MOSCOW (AP) — Wall Street Journal reporter Evan Gershkovich filed an appeal Tuesday to be released from jail on espionage charges, but the Moscow City Court did not immediately rule on the matter, causing confusion in Russian media that reported conflicting results from the closed-door session.
The court said in a statement that it returned Gershkovich’s case to a lower court due to procedural violations. State news agency Tass reported that the court had rejected Gershkovich’s appeal, meaning he will remain jailed until November 30.
Before the session adjourned, Gershkovich appeared in the defendants’ glass cage, smiling at reporters and dressed in a yellow sweater and blue jeans. He was arrested in March, during a reporting trip to the city of Yekaterinburg, about 2,000 kilometers (1,200 miles) east of Moscow.
The judicial process is closed because prosecutors say the details of the criminal case are classified. Gershkovich last appeared in court in August, when a judge ruled that she must remain in prison until the end of November. Gershkovich appealed that decision Tuesday.
The US ambassador to Russia, Lynne Tracy, made her fourth visit to Gershkovich on Friday, two days after the journalist’s parents appeared at UN headquarters and asked world leaders to urge Russia to release him. Tracy later said that Gershkovich “stays strong and stays on top of the news,” including the appeal from his parents.
Russia’s Federal Security Service alleged that Gershkovich, “on instructions from the American side, collected information that constituted a state secret about the activities of one of the companies of the Russian military-industrial complex.”
Gershkovich and the Journal deny the allegations, and the U.S. government declared that he was unjustly detained. Russian authorities have not detailed any evidence to support the espionage charges.
He is being held in Moscow’s Lefortovo prison, known for its harsh conditions.

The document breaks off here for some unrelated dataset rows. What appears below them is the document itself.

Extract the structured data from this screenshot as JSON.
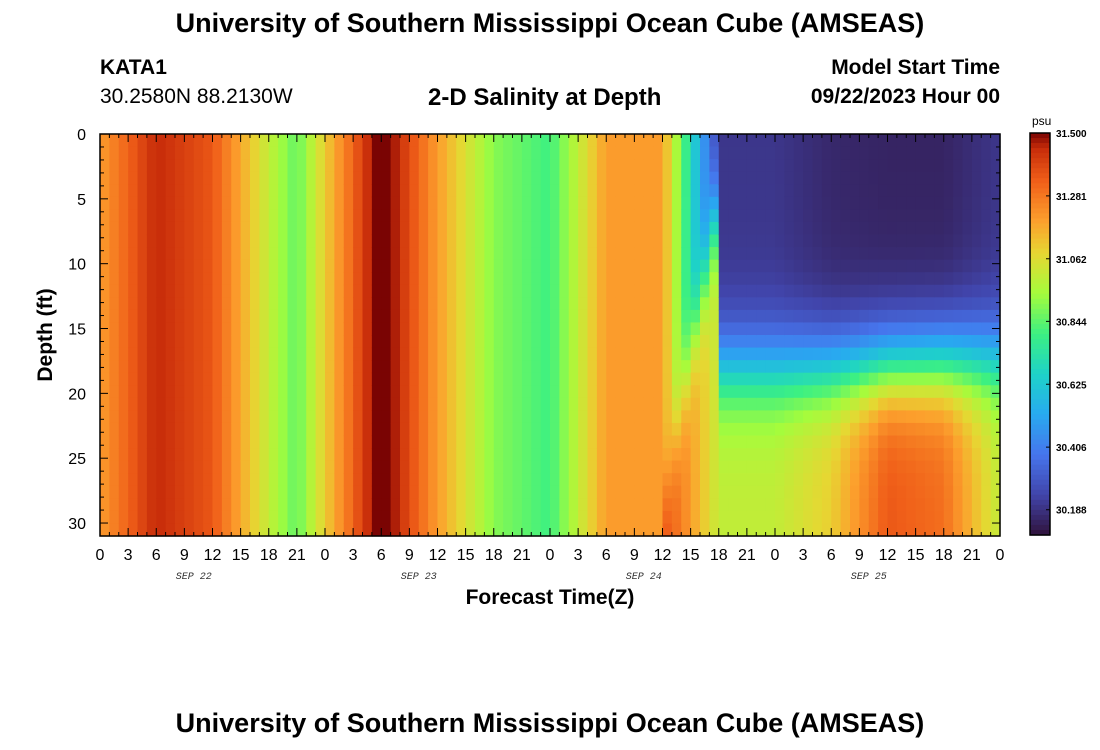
{
  "header": {
    "title": "University of Southern Mississippi Ocean Cube (AMSEAS)",
    "station": "KATA1",
    "coordinates": "30.2580N  88.2130W",
    "subtitle": "2-D Salinity at Depth",
    "model_start_label": "Model Start Time",
    "model_start_value": "09/22/2023 Hour 00"
  },
  "footer": {
    "title": "University of Southern Mississippi Ocean Cube (AMSEAS)"
  },
  "chart_data": {
    "type": "heatmap",
    "xlabel": "Forecast Time(Z)",
    "ylabel": "Depth (ft)",
    "x_tick_labels": [
      "0",
      "3",
      "6",
      "9",
      "12",
      "15",
      "18",
      "21",
      "0",
      "3",
      "6",
      "9",
      "12",
      "15",
      "18",
      "21",
      "0",
      "3",
      "6",
      "9",
      "12",
      "15",
      "18",
      "21",
      "0",
      "3",
      "6",
      "9",
      "12",
      "15",
      "18",
      "21",
      "0"
    ],
    "day_labels": [
      "SEP 22",
      "SEP 23",
      "SEP 24",
      "SEP 25"
    ],
    "y_ticks": [
      0,
      5,
      10,
      15,
      20,
      25,
      30
    ],
    "xlim_hours": [
      0,
      96
    ],
    "ylim_ft": [
      0,
      31
    ],
    "colorbar": {
      "unit": "psu",
      "min": 30.1,
      "max": 31.5,
      "tick_labels": [
        "31.500",
        "31.281",
        "31.062",
        "30.844",
        "30.625",
        "30.406",
        "30.188"
      ]
    },
    "salinity_psu_surface_by_hour": {
      "hours": [
        0,
        6,
        12,
        18,
        21,
        24,
        30,
        36,
        42,
        48,
        54,
        60,
        63,
        66,
        72,
        78,
        84,
        90,
        96
      ],
      "values": [
        31.2,
        31.45,
        31.35,
        31.0,
        30.85,
        31.1,
        31.55,
        31.2,
        30.9,
        30.8,
        31.2,
        31.2,
        30.7,
        30.2,
        30.2,
        30.16,
        30.15,
        30.15,
        30.2
      ]
    },
    "salinity_psu_bottom_by_hour": {
      "hours": [
        0,
        6,
        12,
        18,
        21,
        24,
        30,
        36,
        42,
        48,
        54,
        60,
        66,
        72,
        78,
        84,
        90,
        96
      ],
      "values": [
        31.2,
        31.45,
        31.35,
        31.0,
        30.85,
        31.1,
        31.55,
        31.2,
        30.9,
        30.8,
        31.2,
        31.4,
        31.0,
        31.0,
        31.1,
        31.35,
        31.3,
        31.0
      ]
    }
  }
}
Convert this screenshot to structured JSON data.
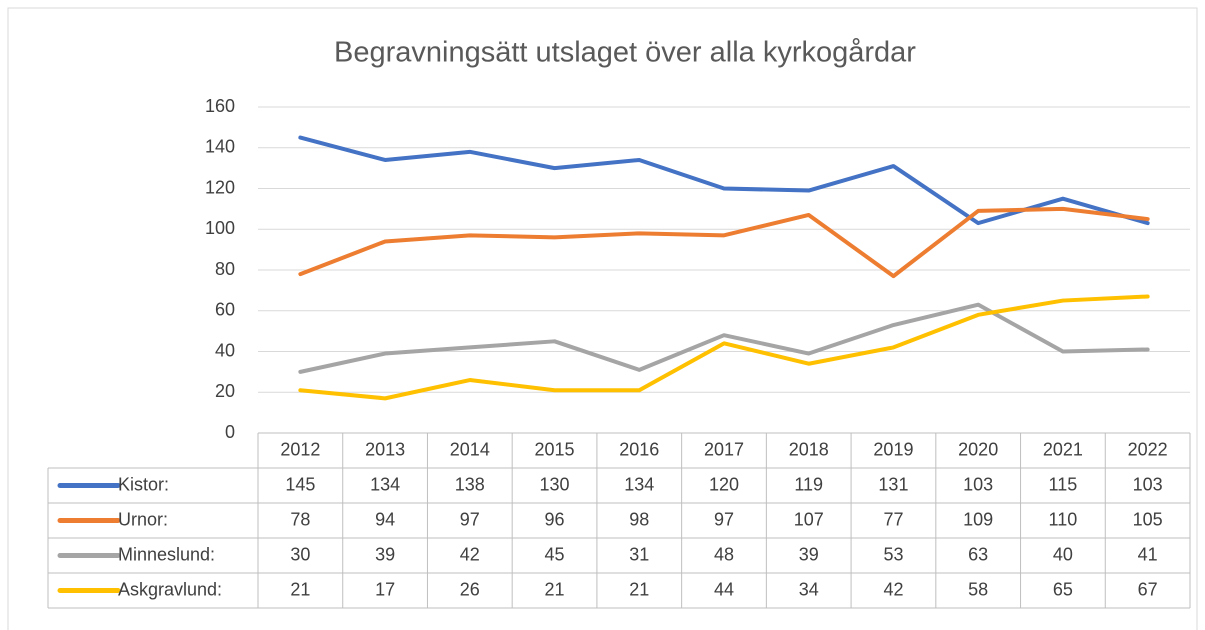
{
  "chart_data": {
    "type": "line",
    "title": "Begravningsätt utslaget över alla kyrkogårdar",
    "categories": [
      "2012",
      "2013",
      "2014",
      "2015",
      "2016",
      "2017",
      "2018",
      "2019",
      "2020",
      "2021",
      "2022"
    ],
    "series": [
      {
        "name": "Kistor:",
        "color": "#4472c4",
        "values": [
          145,
          134,
          138,
          130,
          134,
          120,
          119,
          131,
          103,
          115,
          103
        ]
      },
      {
        "name": "Urnor:",
        "color": "#ed7d31",
        "values": [
          78,
          94,
          97,
          96,
          98,
          97,
          107,
          77,
          109,
          110,
          105
        ]
      },
      {
        "name": "Minneslund:",
        "color": "#a5a5a5",
        "values": [
          30,
          39,
          42,
          45,
          31,
          48,
          39,
          53,
          63,
          40,
          41
        ]
      },
      {
        "name": "Askgravlund:",
        "color": "#ffc000",
        "values": [
          21,
          17,
          26,
          21,
          21,
          44,
          34,
          42,
          58,
          65,
          67
        ]
      }
    ],
    "ylim": [
      0,
      160
    ],
    "yticks": [
      0,
      20,
      40,
      60,
      80,
      100,
      120,
      140,
      160
    ],
    "grid": true,
    "data_table": true
  }
}
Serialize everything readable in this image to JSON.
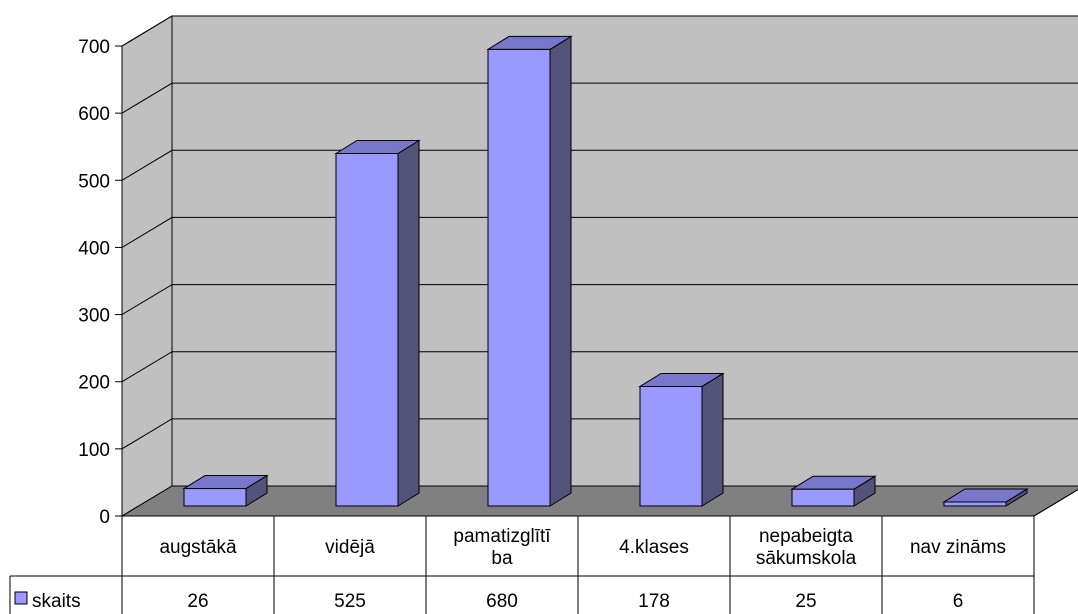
{
  "chart_data": {
    "type": "bar",
    "categories": [
      "augstākā",
      "vidējā",
      "pamatizglītība",
      "4.klases",
      "nepabeigta sākumskola",
      "nav zināms"
    ],
    "category_lines": [
      [
        "augstākā"
      ],
      [
        "vidējā"
      ],
      [
        "pamatizglītī",
        "ba"
      ],
      [
        "4.klases"
      ],
      [
        "nepabeigta",
        "sākumskola"
      ],
      [
        "nav zināms"
      ]
    ],
    "series": [
      {
        "name": "skaits",
        "values": [
          26,
          525,
          680,
          178,
          25,
          6
        ]
      }
    ],
    "value_labels": [
      "26",
      "525",
      "680",
      "178",
      "25",
      "6"
    ],
    "y_ticks": [
      "0",
      "100",
      "200",
      "300",
      "400",
      "500",
      "600",
      "700"
    ],
    "ylim": [
      0,
      700
    ],
    "grid": true,
    "legend": "data-table",
    "three_d": true,
    "colors": {
      "bar_front": "#9999FF",
      "bar_side": "#52527A",
      "bar_top": "#7777CC",
      "wall": "#C0C0C0",
      "floor": "#808080",
      "legend_key": "#9999FF"
    }
  }
}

Gershkovich is the first American reporter to face espionage charges in Russia since 1986, when Nicholas Daniloff, Moscow correspondent for US News and World Report, was arrested by the KGB.
Analysts have noted that Moscow may be using imprisoned Americans as bargaining chips after tensions between the United States and Russia soared when Russia sent troops to Ukraine. At least two American citizens arrested in Russia in recent years, including WNBA star Brittney Griner – have been exchanged for Russians imprisoned in the US.
The Russian Foreign Ministry has said it would consider a swap for Gershkovich only after a verdict in his trial. In Russia, espionage trials can last more than a year.